三島邦彦 11年5月22日放送



生き物のはなし/コンラート・ローレンツ

卵からかえったひなは、
最初に見た生き物を母親だと思いこむ。

この、「刷り込み」理論の研究などで、
動物行動学をうちたてたノーベル賞学者、コンラート・ローレンツ。

従来の動物学の主流であった解剖による研究とは一線を画し、
生きた動物とともに暮らし、
徹底的に観察することによって、
その行動に隠された法則を発見した。

幼いころから家に様々な動物を引っ張り込んでは
熱心に観察していた彼。

一緒に暮らす両親や妻の忍耐が、
彼の生き生きとした発見を支えていた。
彼はそんな自らの研究生活への
家族の理解に深く感謝し、こう語った。

 ネズミを家の中で放し飼いにして、そいつが家じゅう勝手に走りまわり、
 敷物からきれいなまるい切れはしをくわえだして巣をつくっても
 我慢してくれ、といえる夫は、私のほかにはいそうもない。



生き物のはなし/ファーブル

「哲学者のように思索し、芸術家のように観察し、
詩人のように感覚し表現する偉大なる学者。
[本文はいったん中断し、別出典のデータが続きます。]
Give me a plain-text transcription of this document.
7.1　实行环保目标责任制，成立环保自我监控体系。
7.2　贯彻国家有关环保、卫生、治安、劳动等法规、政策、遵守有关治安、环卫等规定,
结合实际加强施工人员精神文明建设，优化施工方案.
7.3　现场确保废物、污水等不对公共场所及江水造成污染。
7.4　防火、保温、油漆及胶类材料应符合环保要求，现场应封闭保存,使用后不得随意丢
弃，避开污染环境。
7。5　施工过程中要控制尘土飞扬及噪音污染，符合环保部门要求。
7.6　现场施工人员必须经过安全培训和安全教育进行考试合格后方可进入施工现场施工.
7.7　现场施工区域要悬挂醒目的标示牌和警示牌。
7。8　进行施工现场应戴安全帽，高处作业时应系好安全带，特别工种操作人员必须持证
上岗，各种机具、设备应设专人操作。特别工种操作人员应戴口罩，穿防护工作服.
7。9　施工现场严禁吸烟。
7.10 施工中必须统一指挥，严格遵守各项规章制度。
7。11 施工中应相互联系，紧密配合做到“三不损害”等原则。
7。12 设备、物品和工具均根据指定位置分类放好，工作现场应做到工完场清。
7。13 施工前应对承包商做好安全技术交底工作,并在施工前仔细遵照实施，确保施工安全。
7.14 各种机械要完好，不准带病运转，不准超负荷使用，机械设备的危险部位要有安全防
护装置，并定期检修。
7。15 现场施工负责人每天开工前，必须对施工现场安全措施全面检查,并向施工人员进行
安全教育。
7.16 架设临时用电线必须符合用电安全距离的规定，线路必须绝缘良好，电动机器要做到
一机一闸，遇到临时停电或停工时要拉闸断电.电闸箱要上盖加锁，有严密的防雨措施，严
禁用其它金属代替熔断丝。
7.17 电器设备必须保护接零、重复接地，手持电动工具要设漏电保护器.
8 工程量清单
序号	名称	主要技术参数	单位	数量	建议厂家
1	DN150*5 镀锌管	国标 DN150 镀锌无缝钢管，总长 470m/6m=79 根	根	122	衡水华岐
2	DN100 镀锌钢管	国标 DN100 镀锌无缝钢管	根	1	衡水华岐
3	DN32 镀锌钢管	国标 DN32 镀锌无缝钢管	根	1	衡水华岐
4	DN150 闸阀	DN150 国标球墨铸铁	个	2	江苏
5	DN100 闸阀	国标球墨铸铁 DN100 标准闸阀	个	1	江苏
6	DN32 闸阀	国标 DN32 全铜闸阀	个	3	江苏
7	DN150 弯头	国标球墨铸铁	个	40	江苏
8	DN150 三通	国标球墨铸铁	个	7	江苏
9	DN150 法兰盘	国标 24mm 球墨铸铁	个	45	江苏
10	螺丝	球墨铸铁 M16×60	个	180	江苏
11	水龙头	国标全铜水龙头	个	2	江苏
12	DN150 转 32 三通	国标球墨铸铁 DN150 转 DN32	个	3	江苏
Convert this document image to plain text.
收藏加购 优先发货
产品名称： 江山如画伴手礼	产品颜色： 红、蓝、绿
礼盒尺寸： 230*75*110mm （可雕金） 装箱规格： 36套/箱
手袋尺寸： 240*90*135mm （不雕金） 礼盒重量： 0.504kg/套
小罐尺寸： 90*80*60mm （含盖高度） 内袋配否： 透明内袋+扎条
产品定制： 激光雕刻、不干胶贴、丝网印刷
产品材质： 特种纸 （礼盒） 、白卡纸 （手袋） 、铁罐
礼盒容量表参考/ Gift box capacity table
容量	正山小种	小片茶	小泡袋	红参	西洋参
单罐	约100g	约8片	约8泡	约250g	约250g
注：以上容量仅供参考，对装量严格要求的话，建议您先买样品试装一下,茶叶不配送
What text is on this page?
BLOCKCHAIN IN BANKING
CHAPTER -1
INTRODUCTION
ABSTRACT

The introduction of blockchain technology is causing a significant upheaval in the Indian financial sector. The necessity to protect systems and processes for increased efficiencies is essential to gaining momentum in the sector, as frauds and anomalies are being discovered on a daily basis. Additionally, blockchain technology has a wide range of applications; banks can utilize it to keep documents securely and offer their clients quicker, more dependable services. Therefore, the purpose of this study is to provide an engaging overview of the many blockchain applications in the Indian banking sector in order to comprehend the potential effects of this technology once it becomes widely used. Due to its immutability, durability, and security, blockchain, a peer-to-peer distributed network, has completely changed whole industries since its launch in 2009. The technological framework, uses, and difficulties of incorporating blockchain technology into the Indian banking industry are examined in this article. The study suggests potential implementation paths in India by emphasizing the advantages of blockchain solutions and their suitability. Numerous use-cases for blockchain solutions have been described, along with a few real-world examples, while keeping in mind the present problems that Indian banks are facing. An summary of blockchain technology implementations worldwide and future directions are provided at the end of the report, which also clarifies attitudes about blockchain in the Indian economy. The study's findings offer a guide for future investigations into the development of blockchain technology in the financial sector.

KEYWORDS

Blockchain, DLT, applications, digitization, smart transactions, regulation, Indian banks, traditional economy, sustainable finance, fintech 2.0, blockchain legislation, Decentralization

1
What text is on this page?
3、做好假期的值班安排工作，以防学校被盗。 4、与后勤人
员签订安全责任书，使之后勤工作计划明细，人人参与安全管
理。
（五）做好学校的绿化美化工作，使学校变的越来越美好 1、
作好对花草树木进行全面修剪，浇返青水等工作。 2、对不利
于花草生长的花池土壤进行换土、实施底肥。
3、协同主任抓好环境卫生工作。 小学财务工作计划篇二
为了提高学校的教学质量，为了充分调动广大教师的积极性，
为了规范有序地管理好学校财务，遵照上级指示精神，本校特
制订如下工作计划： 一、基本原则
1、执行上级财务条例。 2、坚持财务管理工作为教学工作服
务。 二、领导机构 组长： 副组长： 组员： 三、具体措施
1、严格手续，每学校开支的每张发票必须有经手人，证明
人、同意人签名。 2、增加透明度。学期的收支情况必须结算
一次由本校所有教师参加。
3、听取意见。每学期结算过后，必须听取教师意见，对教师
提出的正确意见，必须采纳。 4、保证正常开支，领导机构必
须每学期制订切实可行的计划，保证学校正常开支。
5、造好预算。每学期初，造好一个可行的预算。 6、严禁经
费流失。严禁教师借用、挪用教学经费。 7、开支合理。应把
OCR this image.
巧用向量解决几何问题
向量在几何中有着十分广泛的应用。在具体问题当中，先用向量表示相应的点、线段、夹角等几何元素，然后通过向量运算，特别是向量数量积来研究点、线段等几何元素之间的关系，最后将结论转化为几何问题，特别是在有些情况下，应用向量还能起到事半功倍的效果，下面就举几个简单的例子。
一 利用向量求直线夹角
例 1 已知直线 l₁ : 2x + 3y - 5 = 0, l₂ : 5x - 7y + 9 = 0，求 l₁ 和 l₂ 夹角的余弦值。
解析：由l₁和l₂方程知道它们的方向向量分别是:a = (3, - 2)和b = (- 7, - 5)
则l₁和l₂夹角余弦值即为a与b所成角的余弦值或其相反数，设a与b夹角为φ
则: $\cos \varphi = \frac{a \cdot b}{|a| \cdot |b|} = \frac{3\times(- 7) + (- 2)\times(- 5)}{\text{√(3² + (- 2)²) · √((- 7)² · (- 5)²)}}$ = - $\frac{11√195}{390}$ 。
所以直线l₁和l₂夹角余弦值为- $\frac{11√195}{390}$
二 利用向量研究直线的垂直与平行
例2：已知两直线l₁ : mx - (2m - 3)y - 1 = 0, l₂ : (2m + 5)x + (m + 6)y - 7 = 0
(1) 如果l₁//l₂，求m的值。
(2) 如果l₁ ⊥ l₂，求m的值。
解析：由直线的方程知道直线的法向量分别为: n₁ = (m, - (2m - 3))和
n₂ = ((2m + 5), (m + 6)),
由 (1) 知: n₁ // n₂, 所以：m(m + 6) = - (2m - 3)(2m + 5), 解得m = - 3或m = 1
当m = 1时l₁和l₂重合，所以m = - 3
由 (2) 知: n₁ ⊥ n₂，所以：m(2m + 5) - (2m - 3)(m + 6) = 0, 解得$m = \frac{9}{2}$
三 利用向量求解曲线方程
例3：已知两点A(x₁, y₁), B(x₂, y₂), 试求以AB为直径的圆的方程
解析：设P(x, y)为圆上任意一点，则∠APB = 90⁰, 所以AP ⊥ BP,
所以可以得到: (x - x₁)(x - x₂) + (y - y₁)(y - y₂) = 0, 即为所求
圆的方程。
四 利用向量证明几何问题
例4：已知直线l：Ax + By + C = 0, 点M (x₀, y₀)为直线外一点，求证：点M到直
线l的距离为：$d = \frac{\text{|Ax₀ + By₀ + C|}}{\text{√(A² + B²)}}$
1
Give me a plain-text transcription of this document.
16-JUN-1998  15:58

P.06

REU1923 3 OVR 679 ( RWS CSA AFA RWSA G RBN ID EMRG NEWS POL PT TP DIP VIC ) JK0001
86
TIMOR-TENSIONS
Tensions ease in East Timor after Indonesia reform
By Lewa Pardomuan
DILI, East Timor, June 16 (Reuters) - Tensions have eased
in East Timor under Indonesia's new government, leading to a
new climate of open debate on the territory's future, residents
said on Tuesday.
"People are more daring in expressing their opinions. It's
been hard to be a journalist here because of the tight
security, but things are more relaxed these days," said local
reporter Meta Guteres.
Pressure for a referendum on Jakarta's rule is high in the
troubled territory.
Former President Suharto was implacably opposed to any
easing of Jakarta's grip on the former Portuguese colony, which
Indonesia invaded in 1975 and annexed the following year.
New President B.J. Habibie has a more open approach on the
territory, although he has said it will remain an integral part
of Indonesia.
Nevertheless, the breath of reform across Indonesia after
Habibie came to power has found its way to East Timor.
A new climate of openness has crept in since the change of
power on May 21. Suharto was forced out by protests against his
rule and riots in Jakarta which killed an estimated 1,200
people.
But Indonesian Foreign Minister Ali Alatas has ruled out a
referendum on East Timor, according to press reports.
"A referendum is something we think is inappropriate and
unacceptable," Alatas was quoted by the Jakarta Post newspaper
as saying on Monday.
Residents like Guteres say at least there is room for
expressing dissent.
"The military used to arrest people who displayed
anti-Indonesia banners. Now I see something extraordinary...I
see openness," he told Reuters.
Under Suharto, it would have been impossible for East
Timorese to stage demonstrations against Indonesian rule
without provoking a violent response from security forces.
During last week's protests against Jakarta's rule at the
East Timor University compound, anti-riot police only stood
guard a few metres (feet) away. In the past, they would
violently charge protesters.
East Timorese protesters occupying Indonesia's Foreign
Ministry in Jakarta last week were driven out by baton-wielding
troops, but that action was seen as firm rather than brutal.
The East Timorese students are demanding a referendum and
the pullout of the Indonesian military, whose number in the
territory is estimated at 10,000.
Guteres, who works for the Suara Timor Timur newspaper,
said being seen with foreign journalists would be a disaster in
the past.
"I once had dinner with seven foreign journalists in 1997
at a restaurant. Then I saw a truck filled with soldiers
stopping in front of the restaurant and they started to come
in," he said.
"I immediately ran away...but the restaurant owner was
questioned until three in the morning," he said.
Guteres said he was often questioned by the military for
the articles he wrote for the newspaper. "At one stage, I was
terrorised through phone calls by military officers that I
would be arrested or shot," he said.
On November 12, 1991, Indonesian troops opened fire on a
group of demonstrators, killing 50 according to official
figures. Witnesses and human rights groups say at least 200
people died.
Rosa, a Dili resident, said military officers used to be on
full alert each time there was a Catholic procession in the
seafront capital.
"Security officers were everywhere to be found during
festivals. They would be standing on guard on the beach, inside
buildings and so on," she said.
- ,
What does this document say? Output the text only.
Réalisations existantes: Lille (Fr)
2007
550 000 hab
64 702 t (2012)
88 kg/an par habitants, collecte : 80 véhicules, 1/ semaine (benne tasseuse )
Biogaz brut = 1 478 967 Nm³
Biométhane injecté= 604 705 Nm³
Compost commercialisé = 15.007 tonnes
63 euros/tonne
」
と称えられた昆虫学者、ファーブル。

彼が人生をかけて何度も追加や修正を繰り返した『昆虫記』は、
単なる観察記録に終わらず、世界への発見に満ちている。

晩年、その『昆虫記』の決定版を完成させるにあたり、彼はこう語った。

 昆虫の世界は実にあらゆる種類の思索の糧に富んでいる。
 もしも私が生まれ変わり、また幾度か長い生涯を再び生き得るものとしても、
 私はその興味を汲みつくすことはないであろう。